Ingredients - Dipping Sauce

1 stalk fresh lemongrass
1/4 cup fresh lime juice
1/4 cup fish sauce
2 tablespoons chopped fresh cilantro
2 tablespoons coarsely grated carrot
4 teaspoons (packed) golden brown sugar
2 teaspoons minced green Thai chile or serrano chile with seeds
2 tablespoons vegetable oil
1 head of butter lettuce, leaves separated
1 small cucumber, thinly sliced

Method - Meatballs

Chill pork in freezer while making lemongrass paste. Combine lemongrass, 1/2 teaspoon salt, and remaining ingredients in processor; pulse until paste forms. Add chilled pork; pulse to blend.
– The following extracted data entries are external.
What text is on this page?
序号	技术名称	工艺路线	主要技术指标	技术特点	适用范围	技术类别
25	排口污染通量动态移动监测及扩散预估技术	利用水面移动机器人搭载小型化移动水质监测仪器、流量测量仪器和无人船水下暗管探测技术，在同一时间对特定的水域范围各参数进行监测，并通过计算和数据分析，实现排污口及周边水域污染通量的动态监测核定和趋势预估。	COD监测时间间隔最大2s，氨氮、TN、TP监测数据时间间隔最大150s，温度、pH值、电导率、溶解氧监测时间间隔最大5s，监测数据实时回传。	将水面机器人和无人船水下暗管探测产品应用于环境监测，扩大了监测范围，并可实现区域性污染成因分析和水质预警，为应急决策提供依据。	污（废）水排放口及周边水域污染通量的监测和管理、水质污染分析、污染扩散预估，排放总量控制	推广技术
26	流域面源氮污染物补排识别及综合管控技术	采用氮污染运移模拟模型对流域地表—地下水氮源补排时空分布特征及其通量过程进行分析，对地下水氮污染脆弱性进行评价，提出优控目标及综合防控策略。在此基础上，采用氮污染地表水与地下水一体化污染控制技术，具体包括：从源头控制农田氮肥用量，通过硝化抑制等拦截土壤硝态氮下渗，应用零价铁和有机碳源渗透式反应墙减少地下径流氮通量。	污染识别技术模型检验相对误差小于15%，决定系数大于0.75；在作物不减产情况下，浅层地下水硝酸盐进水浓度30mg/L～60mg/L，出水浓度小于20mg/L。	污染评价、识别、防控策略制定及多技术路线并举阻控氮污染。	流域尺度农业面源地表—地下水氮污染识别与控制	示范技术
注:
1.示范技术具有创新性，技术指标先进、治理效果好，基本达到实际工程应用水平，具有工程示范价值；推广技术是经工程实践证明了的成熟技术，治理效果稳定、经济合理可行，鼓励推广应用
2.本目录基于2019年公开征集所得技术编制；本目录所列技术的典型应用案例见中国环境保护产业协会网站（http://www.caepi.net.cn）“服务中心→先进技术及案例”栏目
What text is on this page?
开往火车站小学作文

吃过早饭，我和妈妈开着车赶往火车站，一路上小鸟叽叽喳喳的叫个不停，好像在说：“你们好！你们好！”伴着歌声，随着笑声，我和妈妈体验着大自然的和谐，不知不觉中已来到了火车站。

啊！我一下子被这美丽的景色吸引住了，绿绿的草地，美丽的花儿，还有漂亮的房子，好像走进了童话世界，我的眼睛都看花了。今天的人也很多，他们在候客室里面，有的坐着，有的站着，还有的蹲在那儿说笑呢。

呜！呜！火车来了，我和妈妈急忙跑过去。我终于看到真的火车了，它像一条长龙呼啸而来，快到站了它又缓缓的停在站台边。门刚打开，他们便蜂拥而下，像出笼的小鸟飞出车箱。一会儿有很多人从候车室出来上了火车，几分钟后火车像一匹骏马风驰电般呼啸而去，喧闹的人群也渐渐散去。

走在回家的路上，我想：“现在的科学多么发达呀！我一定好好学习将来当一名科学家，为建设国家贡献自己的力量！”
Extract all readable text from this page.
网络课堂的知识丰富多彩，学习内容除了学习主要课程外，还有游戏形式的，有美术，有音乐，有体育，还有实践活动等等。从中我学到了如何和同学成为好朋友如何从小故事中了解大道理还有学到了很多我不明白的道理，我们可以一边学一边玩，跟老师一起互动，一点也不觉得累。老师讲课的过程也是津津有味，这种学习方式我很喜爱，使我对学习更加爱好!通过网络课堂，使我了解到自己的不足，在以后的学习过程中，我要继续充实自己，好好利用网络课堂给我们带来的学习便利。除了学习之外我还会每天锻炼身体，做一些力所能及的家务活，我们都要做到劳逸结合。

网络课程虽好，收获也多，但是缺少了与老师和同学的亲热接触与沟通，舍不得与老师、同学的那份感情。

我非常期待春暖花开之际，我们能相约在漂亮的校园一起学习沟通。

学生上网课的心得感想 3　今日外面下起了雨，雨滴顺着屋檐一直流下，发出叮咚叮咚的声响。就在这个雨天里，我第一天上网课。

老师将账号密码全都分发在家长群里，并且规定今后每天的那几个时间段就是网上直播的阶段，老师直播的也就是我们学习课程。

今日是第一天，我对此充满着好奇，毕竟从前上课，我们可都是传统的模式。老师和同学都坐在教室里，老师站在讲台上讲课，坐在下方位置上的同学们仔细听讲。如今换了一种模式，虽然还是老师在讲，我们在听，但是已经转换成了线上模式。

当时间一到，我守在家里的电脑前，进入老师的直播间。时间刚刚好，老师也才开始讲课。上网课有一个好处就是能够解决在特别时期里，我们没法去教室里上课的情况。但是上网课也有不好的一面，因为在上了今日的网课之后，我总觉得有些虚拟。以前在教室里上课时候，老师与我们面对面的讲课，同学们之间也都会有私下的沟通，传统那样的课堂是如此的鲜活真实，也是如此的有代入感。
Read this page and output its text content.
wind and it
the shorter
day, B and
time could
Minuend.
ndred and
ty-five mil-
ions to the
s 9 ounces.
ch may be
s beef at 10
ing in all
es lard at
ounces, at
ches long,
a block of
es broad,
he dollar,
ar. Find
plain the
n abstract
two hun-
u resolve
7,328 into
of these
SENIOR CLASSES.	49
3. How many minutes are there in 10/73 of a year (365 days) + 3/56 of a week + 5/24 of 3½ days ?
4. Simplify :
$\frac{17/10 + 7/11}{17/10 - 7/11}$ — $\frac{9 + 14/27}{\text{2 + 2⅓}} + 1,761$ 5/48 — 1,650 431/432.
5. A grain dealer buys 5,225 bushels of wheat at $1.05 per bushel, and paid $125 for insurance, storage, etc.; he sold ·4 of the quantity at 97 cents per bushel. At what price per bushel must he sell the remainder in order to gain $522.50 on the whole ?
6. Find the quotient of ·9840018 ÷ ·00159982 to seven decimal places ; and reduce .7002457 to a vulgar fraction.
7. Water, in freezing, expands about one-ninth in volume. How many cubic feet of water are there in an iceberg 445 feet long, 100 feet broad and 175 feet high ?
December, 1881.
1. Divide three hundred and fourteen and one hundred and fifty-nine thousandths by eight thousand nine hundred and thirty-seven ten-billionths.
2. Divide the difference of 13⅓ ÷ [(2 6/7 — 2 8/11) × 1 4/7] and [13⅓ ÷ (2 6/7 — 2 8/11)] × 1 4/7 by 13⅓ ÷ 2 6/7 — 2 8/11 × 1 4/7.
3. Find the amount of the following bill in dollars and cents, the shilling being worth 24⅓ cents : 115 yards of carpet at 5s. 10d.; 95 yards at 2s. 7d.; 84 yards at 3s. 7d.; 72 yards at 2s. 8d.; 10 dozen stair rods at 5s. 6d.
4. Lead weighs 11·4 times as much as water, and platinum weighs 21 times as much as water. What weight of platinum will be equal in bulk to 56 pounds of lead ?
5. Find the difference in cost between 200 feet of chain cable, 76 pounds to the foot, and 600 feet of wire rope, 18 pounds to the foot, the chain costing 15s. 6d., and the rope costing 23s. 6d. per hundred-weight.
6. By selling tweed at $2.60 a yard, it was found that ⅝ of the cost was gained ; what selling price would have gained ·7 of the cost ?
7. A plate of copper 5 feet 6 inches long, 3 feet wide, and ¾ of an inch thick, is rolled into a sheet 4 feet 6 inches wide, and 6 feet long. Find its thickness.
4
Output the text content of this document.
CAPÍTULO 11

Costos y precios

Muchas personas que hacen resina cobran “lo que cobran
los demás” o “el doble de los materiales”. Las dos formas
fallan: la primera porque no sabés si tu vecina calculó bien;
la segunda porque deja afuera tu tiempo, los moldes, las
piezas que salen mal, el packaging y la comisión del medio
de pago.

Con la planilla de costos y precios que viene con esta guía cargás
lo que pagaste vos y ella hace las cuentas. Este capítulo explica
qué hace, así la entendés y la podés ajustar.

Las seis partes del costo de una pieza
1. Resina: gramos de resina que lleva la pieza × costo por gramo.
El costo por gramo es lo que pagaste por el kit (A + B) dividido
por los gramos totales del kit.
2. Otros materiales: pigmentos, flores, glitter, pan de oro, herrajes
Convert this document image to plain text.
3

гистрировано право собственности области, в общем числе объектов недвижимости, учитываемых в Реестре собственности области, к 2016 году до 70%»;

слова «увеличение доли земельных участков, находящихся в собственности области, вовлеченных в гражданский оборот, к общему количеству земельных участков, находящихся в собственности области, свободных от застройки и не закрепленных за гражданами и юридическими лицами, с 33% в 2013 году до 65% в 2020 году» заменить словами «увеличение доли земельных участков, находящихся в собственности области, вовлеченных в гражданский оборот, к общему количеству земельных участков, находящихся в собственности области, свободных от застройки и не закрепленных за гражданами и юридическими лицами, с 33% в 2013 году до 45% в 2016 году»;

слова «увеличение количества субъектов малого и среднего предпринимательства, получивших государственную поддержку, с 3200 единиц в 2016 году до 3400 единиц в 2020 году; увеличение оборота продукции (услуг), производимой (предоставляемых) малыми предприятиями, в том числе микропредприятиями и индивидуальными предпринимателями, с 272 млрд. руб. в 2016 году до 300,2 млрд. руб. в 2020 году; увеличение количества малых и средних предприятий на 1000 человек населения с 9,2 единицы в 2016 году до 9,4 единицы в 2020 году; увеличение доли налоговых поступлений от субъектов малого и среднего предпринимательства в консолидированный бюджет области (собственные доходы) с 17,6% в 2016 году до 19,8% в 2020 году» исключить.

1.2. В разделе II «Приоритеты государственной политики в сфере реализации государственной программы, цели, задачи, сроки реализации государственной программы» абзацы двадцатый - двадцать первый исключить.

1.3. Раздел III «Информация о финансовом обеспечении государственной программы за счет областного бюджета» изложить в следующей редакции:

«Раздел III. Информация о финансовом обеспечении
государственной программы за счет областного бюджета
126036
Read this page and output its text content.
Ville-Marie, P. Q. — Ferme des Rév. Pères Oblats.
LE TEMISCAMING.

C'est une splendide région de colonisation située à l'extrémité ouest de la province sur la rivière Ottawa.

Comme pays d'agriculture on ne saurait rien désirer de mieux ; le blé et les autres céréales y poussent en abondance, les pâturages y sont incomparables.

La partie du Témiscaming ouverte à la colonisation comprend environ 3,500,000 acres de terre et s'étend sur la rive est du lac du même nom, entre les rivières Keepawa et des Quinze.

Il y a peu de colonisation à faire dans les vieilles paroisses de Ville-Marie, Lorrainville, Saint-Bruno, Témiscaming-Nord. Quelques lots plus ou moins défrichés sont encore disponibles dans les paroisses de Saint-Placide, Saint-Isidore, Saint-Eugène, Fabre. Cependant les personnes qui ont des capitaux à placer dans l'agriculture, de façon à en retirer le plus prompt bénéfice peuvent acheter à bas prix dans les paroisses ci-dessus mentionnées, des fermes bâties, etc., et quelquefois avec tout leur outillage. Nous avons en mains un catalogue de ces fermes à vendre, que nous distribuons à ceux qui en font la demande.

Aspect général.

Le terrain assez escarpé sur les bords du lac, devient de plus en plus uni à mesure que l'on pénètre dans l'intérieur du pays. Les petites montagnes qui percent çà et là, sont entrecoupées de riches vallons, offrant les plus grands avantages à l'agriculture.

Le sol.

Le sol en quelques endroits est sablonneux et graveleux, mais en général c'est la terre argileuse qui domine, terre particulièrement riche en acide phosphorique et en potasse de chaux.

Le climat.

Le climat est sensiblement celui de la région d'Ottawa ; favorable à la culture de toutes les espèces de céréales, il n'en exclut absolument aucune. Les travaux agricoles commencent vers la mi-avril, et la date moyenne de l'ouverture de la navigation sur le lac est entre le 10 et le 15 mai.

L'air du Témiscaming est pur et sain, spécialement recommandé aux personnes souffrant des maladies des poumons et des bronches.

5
Shape into 24 balls (each about 1 tablespoonful). Place on rimmed baking sheet. Cover; chill at least 1 hour and up to 1 day.

Method - Dipping Sauce

Cut bottom 3 inches from lemongrass. Smash with rolling pin, then mince. Measure 1 tablespoon and place in small bowl (reserve the rest for another use). Add lime juice, fish sauce, cilantro, carrot, sugar, and chile to bowl; whisk until sugar dissolves. Heat oil in large skillet over medium heat. Add meatballs; brown until cooked through, turning occasionally, about 15 minutes. Transfer to 1 side of large platter. Arrange lettuce leaves and cucumber on platter with meatballs. Allow guests to place meatballs in leaves, garnish with cucumber, and drizzle dipping sauce over.